Normalizing salt content by mixing native human airway mucus samples normalizes sample rheology

• Published in: Frontiers in physiology Vol. 14; p. 1111647
• Main Authors: Markovetz, Matthew R., Hibbard, Jacob E., Plott, Lucas M., Bacudio, Lawrence G., Kissner, William J., Ghio, Andrew, Kumar, Priya A., Arora, Harendra, Hill, David B.
• Format: Journal Article
• Language: English
• Published: Switzerland Frontiers Media S.A 10.03.2023
• Subjects: airway physiology; muco-obstructive pulmonary diseases; mucus; mucus rheology; particle tracking microrheology; Physiology; particle tracking microrheology; muco-obstructive pulmonary diseases; mucus rheology; airway physiology; mucus
• ISSN: 1664-042X; 1664-042X
• DOI: 10.3389/fphys.2023.1111647

Across the globe, millions of people are affected by muco-obstructive pulmonary diseases like cystic fibrosis, asthma, and chronic obstructive pulmonary disease.

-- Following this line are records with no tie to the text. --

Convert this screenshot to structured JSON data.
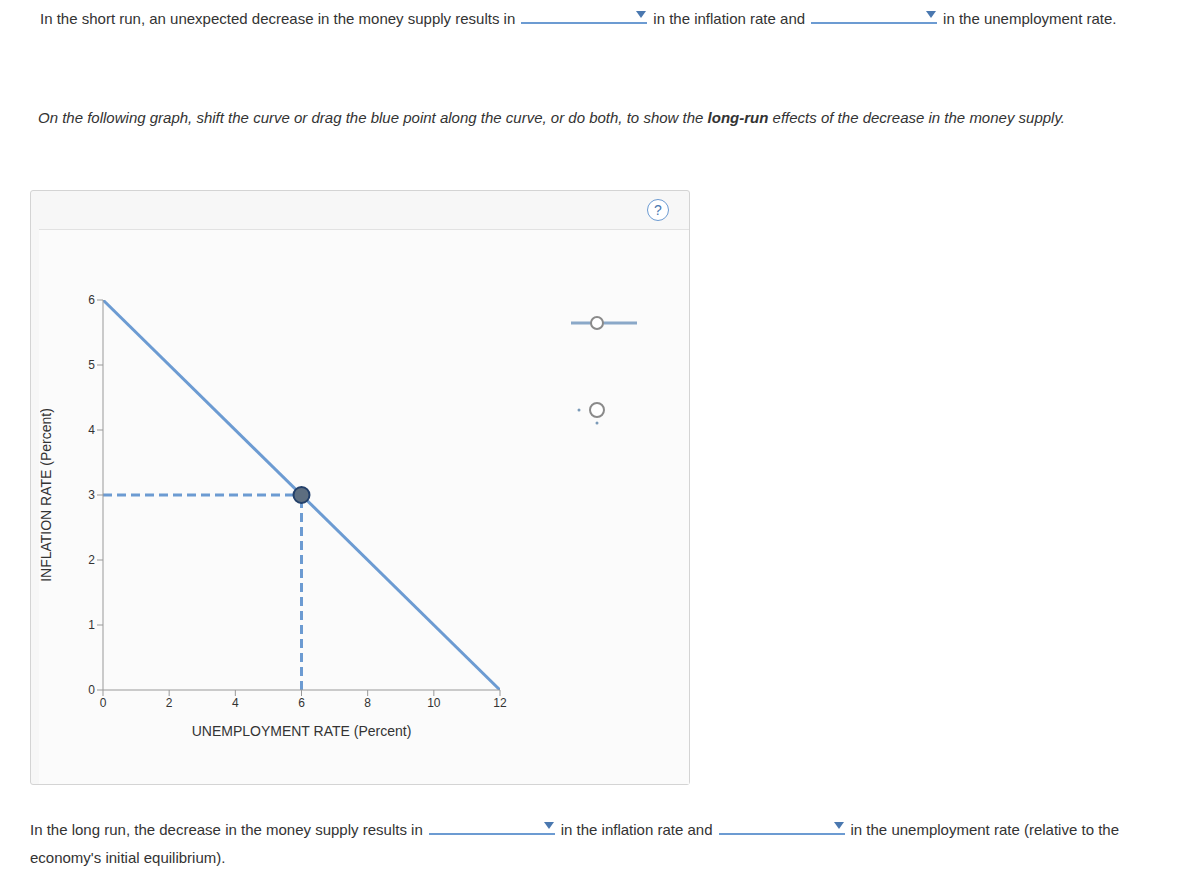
{
  "question_1": {
    "before": "In the short run, an unexpected decrease in the money supply results in",
    "middle": "in the inflation rate and",
    "after": "in the unemployment rate."
  },
  "instruction": {
    "before": "On the following graph, shift the curve or drag the blue point along the curve, or do both, to show the ",
    "bold": "long-run",
    "after": " effects of the decrease in the money supply."
  },
  "help": "?",
  "question_2": {
    "before": "In the long run, the decrease in the money supply results in",
    "middle": "in the inflation rate and",
    "after": "in the unemployment rate (relative to the economy's initial equilibrium)."
  },
  "chart_data": {
    "type": "line",
    "x_label": "UNEMPLOYMENT RATE (Percent)",
    "y_label": "INFLATION RATE (Percent)",
    "series": [
      {
        "color": "#6c9bd2",
        "x": [
          0,
          12
        ],
        "values": [
          6,
          0
        ]
      }
    ],
    "point": {
      "x": 6,
      "y": 3,
      "color": "#5d6e80",
      "line_style": "dashed"
    },
    "xlim": [
      0,
      12
    ],
    "xticks": [
      0,
      2,
      4,
      6,
      8,
      10,
      12
    ],
    "ylim": [
      0,
      6
    ],
    "yticks": [
      0,
      1,
      2,
      3,
      4,
      5,
      6
    ],
    "grid": false
  }
}
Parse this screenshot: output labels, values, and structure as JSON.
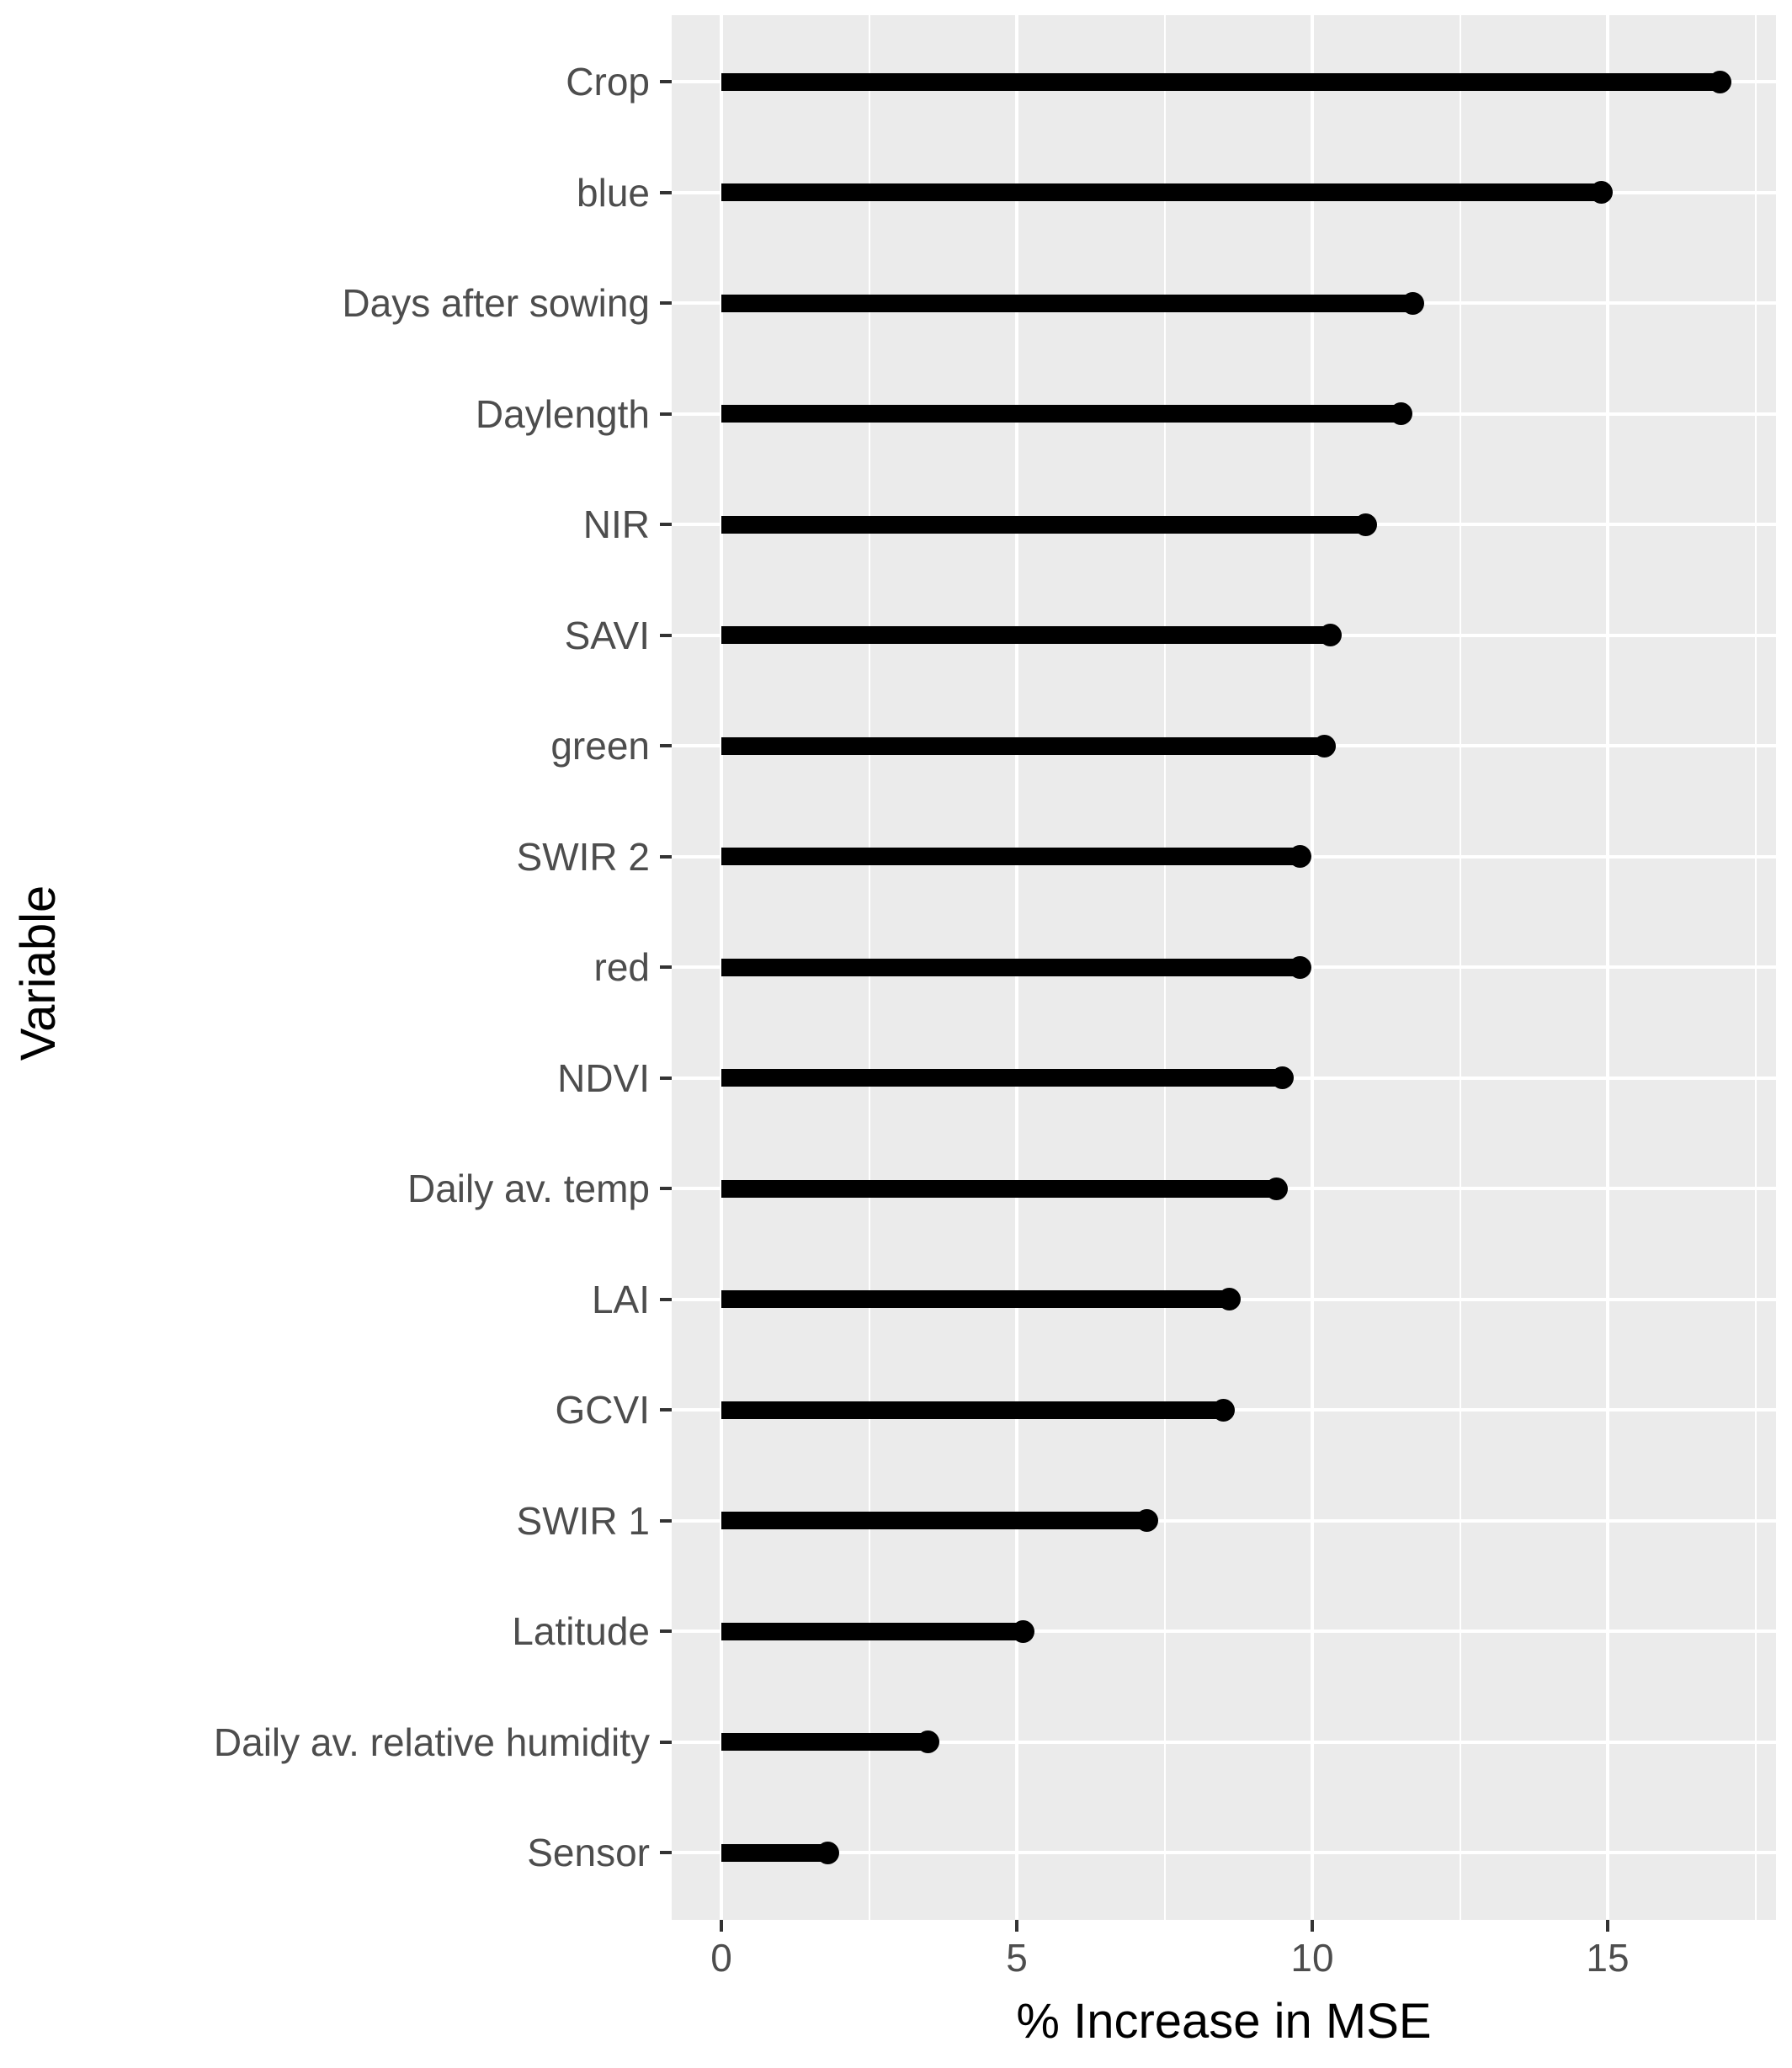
{
  "chart_data": {
    "type": "bar",
    "orientation": "horizontal",
    "title": "",
    "xlabel": "% Increase in MSE",
    "ylabel": "Variable",
    "rows": [
      {
        "label": "Crop",
        "value": 16.9
      },
      {
        "label": "blue",
        "value": 14.9
      },
      {
        "label": "Days after sowing",
        "value": 11.7
      },
      {
        "label": "Daylength",
        "value": 11.5
      },
      {
        "label": "NIR",
        "value": 10.9
      },
      {
        "label": "SAVI",
        "value": 10.3
      },
      {
        "label": "green",
        "value": 10.2
      },
      {
        "label": "SWIR 2",
        "value": 9.8
      },
      {
        "label": "red",
        "value": 9.8
      },
      {
        "label": "NDVI",
        "value": 9.5
      },
      {
        "label": "Daily av. temp",
        "value": 9.4
      },
      {
        "label": "LAI",
        "value": 8.6
      },
      {
        "label": "GCVI",
        "value": 8.5
      },
      {
        "label": "SWIR 1",
        "value": 7.2
      },
      {
        "label": "Latitude",
        "value": 5.1
      },
      {
        "label": "Daily av. relative humidity",
        "value": 3.5
      },
      {
        "label": "Sensor",
        "value": 1.8
      }
    ],
    "x_axis": {
      "tick_labels": [
        "0",
        "5",
        "10",
        "15"
      ],
      "major_ticks": [
        0,
        5,
        10,
        15
      ],
      "minor_gridlines": [
        2.5,
        7.5,
        12.5,
        17.5
      ],
      "range": [
        -0.85,
        17.85
      ]
    },
    "grid": "white major+minor vertical, white major horizontal per category",
    "legend": false,
    "colors": {
      "bar": "#000000",
      "panel_bg": "#EBEBEB",
      "gridline": "#FFFFFF",
      "tick_label": "#4D4D4D",
      "axis_title": "#000000",
      "tick_mark": "#333333"
    }
  }
}
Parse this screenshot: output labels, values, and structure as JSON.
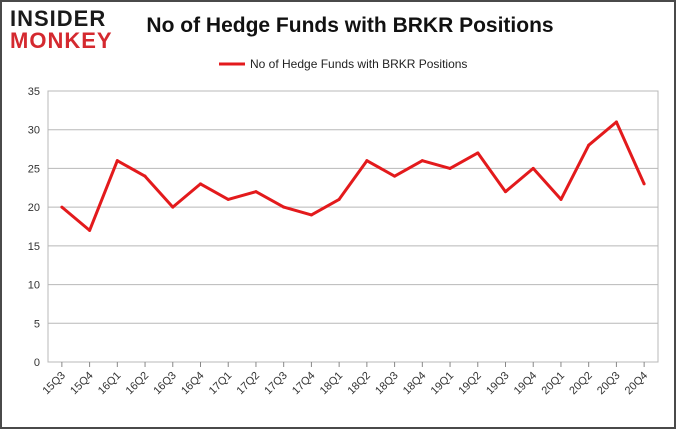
{
  "branding": {
    "logo_line1": "INSIDER",
    "logo_line2": "MONKEY"
  },
  "chart_data": {
    "type": "line",
    "title": "No of Hedge Funds with BRKR Positions",
    "categories": [
      "15Q3",
      "15Q4",
      "16Q1",
      "16Q2",
      "16Q3",
      "16Q4",
      "17Q1",
      "17Q2",
      "17Q3",
      "17Q4",
      "18Q1",
      "18Q2",
      "18Q3",
      "18Q4",
      "19Q1",
      "19Q2",
      "19Q3",
      "19Q4",
      "20Q1",
      "20Q2",
      "20Q3",
      "20Q4"
    ],
    "series": [
      {
        "name": "No of Hedge Funds with BRKR Positions",
        "values": [
          20,
          17,
          26,
          24,
          20,
          23,
          21,
          22,
          20,
          19,
          21,
          26,
          24,
          26,
          25,
          27,
          22,
          25,
          21,
          28,
          31,
          23
        ],
        "color": "#e31a1c"
      }
    ],
    "ylim": [
      0,
      35
    ],
    "yticks": [
      0,
      5,
      10,
      15,
      20,
      25,
      30,
      35
    ],
    "grid": true,
    "legend": "top-center"
  }
}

In MOPDs, the airway mucus becomes hyperconcentrated, increasing viscoelasticity and impairing mucus clearance. Research focused on treatment of MOPDs requires relevant sources of airway mucus both as a control sample type and as a basis for manipulation to study the effects of additional hyperconcentration, inflammatory milieu, and biofilm growth on the biochemical and biophysical properties of mucus. Endotracheal tube mucus has been identified as a prospective source of native airway mucus given its several advantages over sputum and airway cell culture mucus such as ease of access and in vivo production that includes surface airway and submucosal gland secretions. Still, many ETT samples suffer from altered tonicity and composition from either dehydration, salivary dilution, or other contamination. Herein, the biochemical compositions of ETT mucus from healthy human subjects were determined. Samples were characterized in terms of tonicity, pooled, and restored to normal tonicity. Salt-normalized ETT mucus exhibited similar concentration-dependent rheologic properties as originally isotonic mucus. This rheology agreed across spatial scales and with previous reports of the biophysics of ETT mucus. This work affirms previous reports of the importance of salt concentration on mucus rheology and presents methodology to increase yield native airway mucus samples for laboratory use and manipulation.